The Royal Society for the Prevention of Accidents (Rospa) today urged people to take care if cooling off in rivers and lakes and, where possible, to swim at properly-supervised sites.
Accidental drownings tend to increase during hot spells and Peter Cornall, head of leisure safety at Rospa, said: "River and lake swimming as part of a properly-organised activity is very different to the more ad hoc occasions when people take to the water to cool off, perhaps on the spur of the moment.
"If you choose not to go to a properly-supervised site, then think through the various hazards first and make sure you know what to do if anything goes wrong."
Breakdowns also increase in hot weather and the AA today reminded motorists to check their car's cooling system.
Steve Dewey, AA road operations director, said: "We tend to notice that for every degree above 23C, there is a noticeable increase in our breakdown workload, so very warm weather like this can sometimes double it.
"Overheating is a big risk, especially if you encounter any slow-moving traffic.

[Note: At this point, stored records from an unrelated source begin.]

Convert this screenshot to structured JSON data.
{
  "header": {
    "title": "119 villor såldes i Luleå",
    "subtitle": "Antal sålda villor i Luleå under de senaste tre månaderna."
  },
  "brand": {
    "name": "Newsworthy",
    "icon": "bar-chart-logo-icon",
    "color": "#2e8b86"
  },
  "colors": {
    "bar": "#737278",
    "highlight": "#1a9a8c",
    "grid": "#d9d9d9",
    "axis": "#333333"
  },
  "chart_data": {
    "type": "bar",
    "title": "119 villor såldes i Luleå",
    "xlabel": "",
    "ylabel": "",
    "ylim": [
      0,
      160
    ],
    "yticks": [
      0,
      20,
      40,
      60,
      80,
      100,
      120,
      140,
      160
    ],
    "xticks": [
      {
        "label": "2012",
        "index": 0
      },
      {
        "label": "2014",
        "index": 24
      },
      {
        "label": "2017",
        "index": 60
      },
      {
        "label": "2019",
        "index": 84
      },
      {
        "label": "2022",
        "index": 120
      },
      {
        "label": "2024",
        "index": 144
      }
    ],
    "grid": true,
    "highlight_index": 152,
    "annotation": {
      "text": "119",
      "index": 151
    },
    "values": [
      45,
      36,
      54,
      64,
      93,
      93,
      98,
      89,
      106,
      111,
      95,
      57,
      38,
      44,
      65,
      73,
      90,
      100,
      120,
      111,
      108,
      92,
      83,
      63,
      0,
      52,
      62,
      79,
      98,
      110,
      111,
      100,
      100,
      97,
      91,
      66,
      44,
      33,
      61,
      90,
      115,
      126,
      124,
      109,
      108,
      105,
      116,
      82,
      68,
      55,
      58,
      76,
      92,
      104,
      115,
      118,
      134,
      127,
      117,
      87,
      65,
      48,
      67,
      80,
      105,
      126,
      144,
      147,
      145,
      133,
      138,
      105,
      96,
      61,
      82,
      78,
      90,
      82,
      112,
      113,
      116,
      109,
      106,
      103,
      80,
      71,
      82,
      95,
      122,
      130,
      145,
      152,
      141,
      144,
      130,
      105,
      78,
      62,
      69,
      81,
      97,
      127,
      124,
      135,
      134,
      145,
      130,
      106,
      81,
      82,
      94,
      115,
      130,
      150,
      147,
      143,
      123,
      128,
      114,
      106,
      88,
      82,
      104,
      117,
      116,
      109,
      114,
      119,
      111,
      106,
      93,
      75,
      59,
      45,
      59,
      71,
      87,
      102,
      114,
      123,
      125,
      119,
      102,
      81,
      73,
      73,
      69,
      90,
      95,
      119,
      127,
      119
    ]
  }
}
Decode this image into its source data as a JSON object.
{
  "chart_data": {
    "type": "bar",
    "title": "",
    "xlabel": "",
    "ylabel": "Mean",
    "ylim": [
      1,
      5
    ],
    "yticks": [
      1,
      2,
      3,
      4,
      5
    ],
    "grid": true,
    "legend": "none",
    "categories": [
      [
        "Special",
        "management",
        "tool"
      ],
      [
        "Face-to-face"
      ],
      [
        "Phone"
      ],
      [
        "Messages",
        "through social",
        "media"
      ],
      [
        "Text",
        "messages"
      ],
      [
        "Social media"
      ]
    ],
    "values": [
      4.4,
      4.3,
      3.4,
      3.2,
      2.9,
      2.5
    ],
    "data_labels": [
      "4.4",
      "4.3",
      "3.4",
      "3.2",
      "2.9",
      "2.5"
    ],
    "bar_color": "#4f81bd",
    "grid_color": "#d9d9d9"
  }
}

"If the worst happens and your car starts to overheat, turn on the air-conditioning and the heater up to full, then pull over," he said.
Drivers are also advised to carry drinking water, hats and sun cream in case of a breakdown.
The AA is putting on extra patrols especially on routes to the coast and to major events like the British Grand Prix at Silverstone, Northamptonshire, on Sunday.
The RAC said call-outs for reasons like running out of fuel and keys being locked in the car also increase when people are distracted as they plan a day out.
RAC Patrol Ambassador of the Year, Alan Wilcock, said: "I'd urge motorists travelling this weekend to ensure the journey is bearable for all passengers, especially children or pets.
"They may want to consider making their journey first thing in the morning or later at night when it is cooler, and less busy."
The RAC said no animal should be left in a car - even for a short period - on the warm day.
Chief forecaster at the Met Office Frank Saunders said there is a good chance of some places in East Anglia and south east England reaching 32C but it won't be hot everywhere with cloud and some rain expected over northern regions of the UK.
The north west of England, west Wales, Scotland and Northern Ireland will be the coolest spots over the weekend, temperatures only reaching the high teens and low 20s.
The highest temperature reached so far this year was 30.9C (87.6F) in Gravesend, Kent, on June 27.